In our opinion there is no merit in respondent's contention that the evidence does not sustain the finding that petitioner became disabled on May 25, 1958 by reason of the 1954 and 1955 injuries. Doctor Simon's testimony that the injuries alleged in the petitions aggravated a pre-existing condition resulting in the disability on May 25, 1958 is competent evidence and legally sufficient to sustain such finding. Under the workmen's compensation act this finding is conclusive and cannot be disturbed by this court. Paplauskas v. Reynolds Machinery Co., supra, at page 301, 44 A.2d. at page 427. In Bishop v. Chauvin Spinning Co., supra, 136 A.2d at page 619, the court stated: "* * * if the finding of the commission that petitioner suffered an aggravation of a pre-existing injury * * * is *560 supported by competent evidence, such finding is conclusive and binding upon this court."

Nor is there any merit in respondent's further contention that the commission erred in failing to make a finding whether petitioner's work after June 1, 1955 further aggravated his condition with resulting disability on May 25, 1958. This contention finds no support in the testimony of Dr.
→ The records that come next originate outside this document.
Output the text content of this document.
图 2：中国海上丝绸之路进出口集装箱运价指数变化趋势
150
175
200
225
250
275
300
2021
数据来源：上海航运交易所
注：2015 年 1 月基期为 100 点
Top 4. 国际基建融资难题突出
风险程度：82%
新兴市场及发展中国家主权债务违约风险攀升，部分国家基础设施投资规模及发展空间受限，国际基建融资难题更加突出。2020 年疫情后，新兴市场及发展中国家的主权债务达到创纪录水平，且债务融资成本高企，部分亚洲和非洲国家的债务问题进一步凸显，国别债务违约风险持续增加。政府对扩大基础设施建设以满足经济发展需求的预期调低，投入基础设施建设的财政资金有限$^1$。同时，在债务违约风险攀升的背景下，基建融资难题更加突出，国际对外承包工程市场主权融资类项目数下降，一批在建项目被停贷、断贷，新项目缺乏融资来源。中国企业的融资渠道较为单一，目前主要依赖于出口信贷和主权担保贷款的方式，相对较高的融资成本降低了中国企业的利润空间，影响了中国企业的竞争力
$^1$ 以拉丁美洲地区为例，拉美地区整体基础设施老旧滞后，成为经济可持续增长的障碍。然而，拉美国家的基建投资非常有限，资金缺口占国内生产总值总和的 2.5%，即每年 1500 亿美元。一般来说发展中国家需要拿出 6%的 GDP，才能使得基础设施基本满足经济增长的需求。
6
Crane or the report of Dr. Fletcher. Although Dr. Crane testified that the injuries alleged in the petition did not aggravate the pre-existing arthritis, he also stated that he did not know what caused the condition which he found in petitioner's wrist in 1958. In his report Dr. Fletcher stated that he could not determine the question of aggravation of the underlying arthritis.
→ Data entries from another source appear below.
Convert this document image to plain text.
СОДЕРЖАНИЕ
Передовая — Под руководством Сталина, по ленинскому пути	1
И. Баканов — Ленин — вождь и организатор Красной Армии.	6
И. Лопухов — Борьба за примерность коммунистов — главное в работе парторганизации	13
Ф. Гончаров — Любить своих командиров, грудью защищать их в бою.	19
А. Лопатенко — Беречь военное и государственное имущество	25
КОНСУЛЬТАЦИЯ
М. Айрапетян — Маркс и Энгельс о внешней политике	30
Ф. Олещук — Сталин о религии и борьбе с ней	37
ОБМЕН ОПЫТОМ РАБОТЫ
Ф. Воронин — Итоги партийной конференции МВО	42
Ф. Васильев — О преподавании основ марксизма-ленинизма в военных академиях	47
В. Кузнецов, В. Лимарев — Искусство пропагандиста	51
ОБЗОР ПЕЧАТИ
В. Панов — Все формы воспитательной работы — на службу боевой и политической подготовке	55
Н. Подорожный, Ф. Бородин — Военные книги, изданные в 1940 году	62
The respondent bases the instant contention on Dr. Simon's testimony that petitioner's continued work after June 1955 further aggravated petitioner's condition. But respondent overlooks Dr. Simon's further testimony that he could not say that such work aggravated his condition and that it might be the same even if he had done no work after the 1954 and 1955 injuries. The trial commissioner was justified in considering Dr. Simon's testimony as a whole and in concluding therefrom that petitioner's disability was caused by the injuries alleged in the petitions and not by his routine activity at work after such injuries. On the basis of such finding petitioner was entitled to compensation in accordance with the well-established rule in this state. As was said in Bishop v. Chauvin Spinning Co., supra, 136 A.2d at page 619: "To entitle an employee to compensation for the incapacity flowing from an aggravation, it need only be shown that he was suffering from some condition or infirmity which was aggravated or lighted up as a result of his employment."
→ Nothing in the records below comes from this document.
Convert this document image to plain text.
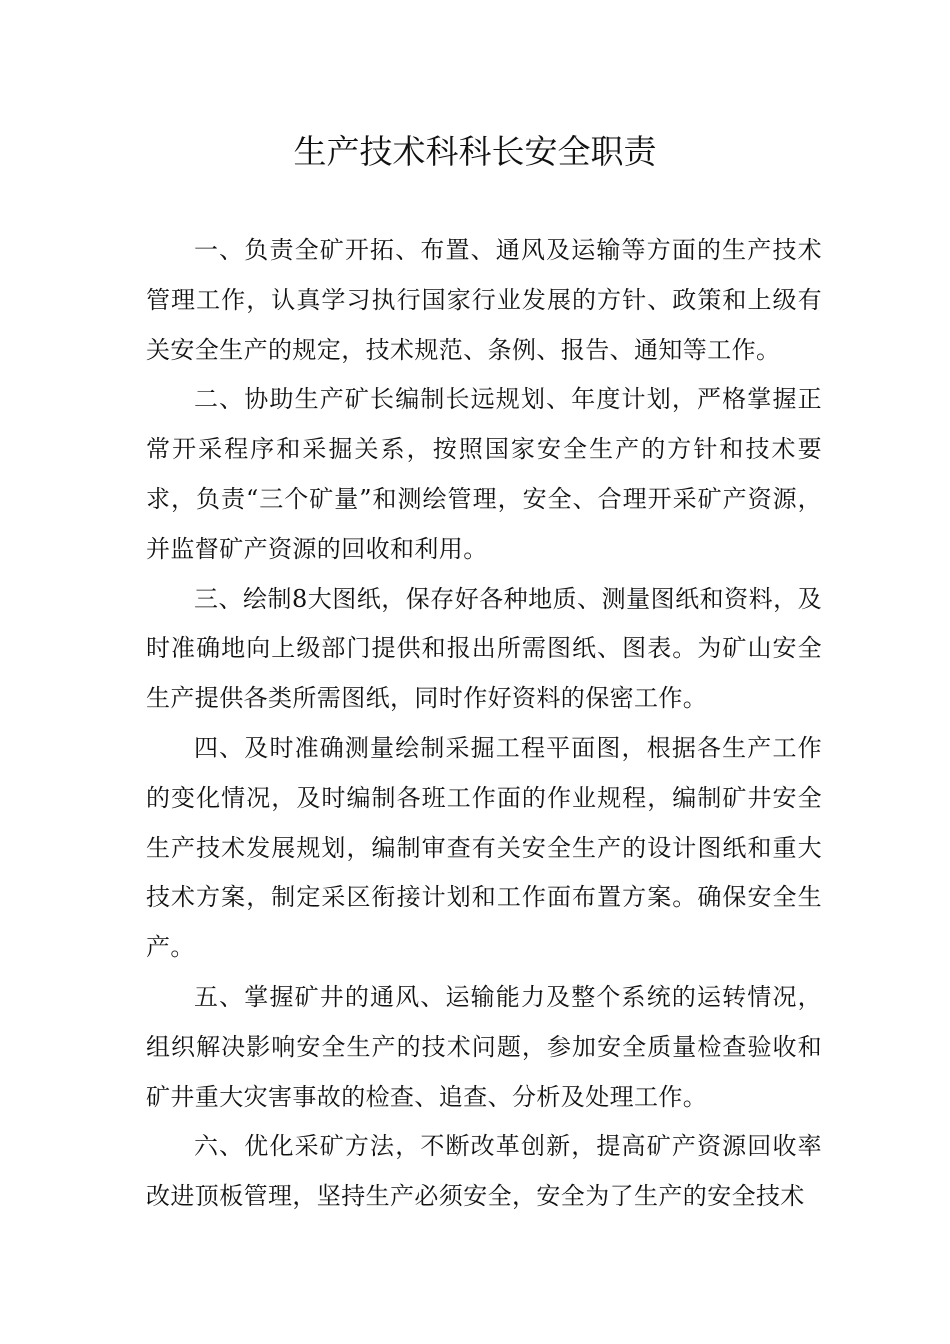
生产技术科科长安全职责

一、负责全矿开拓、布置、通风及运输等方面的生产技术管理工作，认真学习执行国家行业发展的方针、政策和上级有关安全生产的规定，技术规范、条例、报告、通知等工作。

二、协助生产矿长编制长远规划、年度计划，严格掌握正常开采程序和采掘关系，按照国家安全生产的方针和技术要求，负责“三个矿量”和测绘管理，安全、合理开采矿产资源，并监督矿产资源的回收和利用。

三、绘制8大图纸，保存好各种地质、测量图纸和资料，及时准确地向上级部门提供和报出所需图纸、图表。为矿山安全生产提供各类所需图纸，同时作好资料的保密工作。

四、及时准确测量绘制采掘工程平面图，根据各生产工作的变化情况，及时编制各班工作面的作业规程，编制矿井安全生产技术发展规划，编制审查有关安全生产的设计图纸和重大技术方案，制定采区衔接计划和工作面布置方案。确保安全生产。

五、掌握矿井的通风、运输能力及整个系统的运转情况，组织解决影响安全生产的技术问题，参加安全质量检查验收和矿井重大灾害事故的检查、追查、分析及处理工作。

六、优化采矿方法，不断改革创新，提高矿产资源回收率改进顶板管理，坚持生产必须安全，安全为了生产的安全技术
In the absence of competent evidence that petitioner's work after the injuries alleged in the petitions aggravated his condition, the issue raised by respondent's instant contention is not properly before us. But assuming that there is evidence that such continued work contributed in some degree to the aggravation of the pre-existing arthritis, there is nothing in Bishop v. Chauvin Spinning Co., supra, which can be interpreted to mean that an employee must allege and prove what the last aggravation was, when it occurred, and the causal connection between it and his incapacity. Nor is there anything in the act to that effect.

On the record before us it is clear that the commission relied on the petitioner's testimony and on the testimony of Dr. Simon. The petitioner has sustained the allegations in both petitions by competent medical evidence as well as by his own testimony. For the reasons stated, the findings in question are conclusive and binding upon this court.

In each case the respondent's appeal is denied and dismissed, the decrees appealed from are affirmed, and each cause is remanded to the workmen's compensation commission for further proceedings.